Victor Views: Guide to Exploring the Huron River

Aerial of the Huron River

June 2016

A popular activity amongst the locals and students of the Ann Arbor area is taking a float, paddle, or SUP down the Huron River. If the coming warmer days of the summer season leads you to the liveries, use the following information to get the most out of your trip (or consecutive trips, because once is just not enough).

Ann Arbor has two liveries, Argo and Gallup, which are open daily for river trips and boat rentals without prior reservations.

  1. The Argo Canoe Livery is located at the Argo Cascades and offers a series of kayak sizes, rafts, tubes, and stand-up paddleboards (also known as SUPs). One attraction is the still-water boat rentals where one can take a slow-to-no-current trip – of either 1.5 hours or 4 hours, depending on your preference – on paddle operated boats. Tubing the cascades is also an option, bring your own flotation device or rent one from the livery and make the trek to the top as many times as you want on this natural waterslide. They also have concessions, merchandise, and river-themed programs for visitors of all ages. By checking up on their calendar, you can sign up for Parks and Rec classes at the Livery, such as Kayak I, Introduction to Stand-up Paddleboard, and family classes, amongst others. 
  2. The Gallup Canoe Livery offers many of the same options for exploring the Huron River, including additional activities such as still-water paddling on the 2.5 mile pond (great for all skill levels and ages), a 2.5 hour river trip on the Barton-to-Gallup Park route (hits the sweet spot between Argo’s 1.5 hour and 4 hour* options), and the Gallup Livery rentable room for meetings or parties on the Huron Gallup also acts as a location for children’s summer camps or the aforementioned Parks and Recreation classes. 

Feel free to utilize any of the river access points with your own kayaks and paddleboats, if DIY is more your style. A popular option among students consists of purchasing a tube at one of the convenience stores in the area, filling a foam-insulated cooler with chilled refreshments, and carrying their provisions to one of the liveries or access points along the way to start their afternoons full of sunny relaxation.

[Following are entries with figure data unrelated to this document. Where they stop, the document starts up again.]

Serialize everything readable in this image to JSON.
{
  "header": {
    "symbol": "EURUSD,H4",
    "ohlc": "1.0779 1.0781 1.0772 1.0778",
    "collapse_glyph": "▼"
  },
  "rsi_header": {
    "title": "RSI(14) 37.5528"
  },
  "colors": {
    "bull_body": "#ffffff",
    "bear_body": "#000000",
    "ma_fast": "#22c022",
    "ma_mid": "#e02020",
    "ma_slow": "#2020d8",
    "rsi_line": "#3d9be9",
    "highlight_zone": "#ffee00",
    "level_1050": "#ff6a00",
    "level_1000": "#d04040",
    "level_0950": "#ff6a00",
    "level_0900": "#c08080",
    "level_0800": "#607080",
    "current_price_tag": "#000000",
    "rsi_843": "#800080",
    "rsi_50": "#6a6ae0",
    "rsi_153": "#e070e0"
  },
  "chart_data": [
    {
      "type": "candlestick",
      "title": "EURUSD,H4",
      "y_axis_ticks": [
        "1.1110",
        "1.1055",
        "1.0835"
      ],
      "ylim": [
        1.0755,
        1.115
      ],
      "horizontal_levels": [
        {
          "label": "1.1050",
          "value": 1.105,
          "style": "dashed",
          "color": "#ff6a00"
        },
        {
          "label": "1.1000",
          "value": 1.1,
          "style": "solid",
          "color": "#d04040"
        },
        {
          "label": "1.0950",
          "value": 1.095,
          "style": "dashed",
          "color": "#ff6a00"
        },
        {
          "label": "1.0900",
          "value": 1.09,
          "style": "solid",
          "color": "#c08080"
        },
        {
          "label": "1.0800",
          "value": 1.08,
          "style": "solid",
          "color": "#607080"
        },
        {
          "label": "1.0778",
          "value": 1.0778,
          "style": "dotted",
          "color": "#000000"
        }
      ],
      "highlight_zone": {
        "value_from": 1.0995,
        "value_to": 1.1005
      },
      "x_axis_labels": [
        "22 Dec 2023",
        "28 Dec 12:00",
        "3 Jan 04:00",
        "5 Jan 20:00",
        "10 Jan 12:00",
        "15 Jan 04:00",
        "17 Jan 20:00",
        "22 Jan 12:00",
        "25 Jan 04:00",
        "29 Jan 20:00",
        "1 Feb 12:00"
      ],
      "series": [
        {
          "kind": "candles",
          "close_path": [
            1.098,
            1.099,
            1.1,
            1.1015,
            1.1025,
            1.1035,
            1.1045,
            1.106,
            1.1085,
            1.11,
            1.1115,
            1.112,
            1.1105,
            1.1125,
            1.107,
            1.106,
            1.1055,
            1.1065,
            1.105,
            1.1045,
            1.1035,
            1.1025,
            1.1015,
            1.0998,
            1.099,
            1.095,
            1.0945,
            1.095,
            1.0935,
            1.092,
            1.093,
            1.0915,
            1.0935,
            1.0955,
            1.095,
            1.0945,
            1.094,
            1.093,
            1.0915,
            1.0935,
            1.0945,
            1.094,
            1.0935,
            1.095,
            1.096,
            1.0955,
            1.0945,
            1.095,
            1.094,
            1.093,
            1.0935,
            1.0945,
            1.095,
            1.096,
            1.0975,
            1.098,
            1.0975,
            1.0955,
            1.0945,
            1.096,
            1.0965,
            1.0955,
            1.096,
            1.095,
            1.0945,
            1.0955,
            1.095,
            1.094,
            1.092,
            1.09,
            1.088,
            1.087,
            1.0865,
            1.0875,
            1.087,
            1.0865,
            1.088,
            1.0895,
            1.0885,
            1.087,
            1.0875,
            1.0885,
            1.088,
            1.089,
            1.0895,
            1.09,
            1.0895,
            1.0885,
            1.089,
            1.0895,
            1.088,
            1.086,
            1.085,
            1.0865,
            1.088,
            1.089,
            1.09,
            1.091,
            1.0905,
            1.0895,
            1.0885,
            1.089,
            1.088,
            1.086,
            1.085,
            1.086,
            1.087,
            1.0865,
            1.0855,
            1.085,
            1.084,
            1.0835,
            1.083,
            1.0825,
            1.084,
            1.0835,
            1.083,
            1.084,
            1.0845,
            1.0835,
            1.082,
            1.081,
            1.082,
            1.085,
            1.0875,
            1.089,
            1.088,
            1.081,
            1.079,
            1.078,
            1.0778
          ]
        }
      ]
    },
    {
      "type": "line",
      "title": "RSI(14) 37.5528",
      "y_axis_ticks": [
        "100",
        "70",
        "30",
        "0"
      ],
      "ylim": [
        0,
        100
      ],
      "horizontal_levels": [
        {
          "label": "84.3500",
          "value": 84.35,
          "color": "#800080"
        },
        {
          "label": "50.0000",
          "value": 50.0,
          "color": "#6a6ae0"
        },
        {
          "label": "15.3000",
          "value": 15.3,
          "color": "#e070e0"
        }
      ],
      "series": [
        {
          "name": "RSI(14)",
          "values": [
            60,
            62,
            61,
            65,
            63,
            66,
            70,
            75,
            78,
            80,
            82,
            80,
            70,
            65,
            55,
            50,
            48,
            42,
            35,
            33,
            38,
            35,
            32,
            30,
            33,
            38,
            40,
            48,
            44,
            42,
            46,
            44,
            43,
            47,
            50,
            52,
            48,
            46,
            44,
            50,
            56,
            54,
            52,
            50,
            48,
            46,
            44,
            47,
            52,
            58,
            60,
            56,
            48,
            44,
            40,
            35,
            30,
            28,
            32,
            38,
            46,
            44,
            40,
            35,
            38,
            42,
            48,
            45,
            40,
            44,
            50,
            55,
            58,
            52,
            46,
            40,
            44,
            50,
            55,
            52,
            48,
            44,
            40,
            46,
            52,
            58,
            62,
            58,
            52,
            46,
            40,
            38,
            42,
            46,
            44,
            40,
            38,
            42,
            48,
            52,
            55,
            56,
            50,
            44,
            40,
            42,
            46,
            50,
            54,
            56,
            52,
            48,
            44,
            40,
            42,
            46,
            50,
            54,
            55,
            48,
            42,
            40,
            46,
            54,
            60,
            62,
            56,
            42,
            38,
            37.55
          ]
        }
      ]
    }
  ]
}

Tips for a well-executed DIY float:

A) Give yourself plenty of time.

  • Sure, that one friend who is shifted to work tonight at 6pm wants to tag along, but will the rest of the group be able to relax with one eye on the clock (or shrink-wrapped cell phone)?
  • Know that the river slows down at different points, and sometimes the speed has to do with water levels – so it is often best to schedule your river experiences around time-sensitive obligations.  

B) Purchase or construct quality insulation for the objects you do not want to get wet.

  • If possible, just leave your valuables at home. Pack clothing or other cover-ups in gallon zipping bags, and test the integrity of the bag by placing a paper towel inside and submerging it in your kitchen sink before finding out the hard way out on the Huron.

C) Sunscreen.

  • Oh my goodness just put it on. Everywhere.

D) Look at a map beforehand – or, even, talk to the staff at one of the Liveries about what to expect out on the water.

  • It’s important to know what you’re getting into.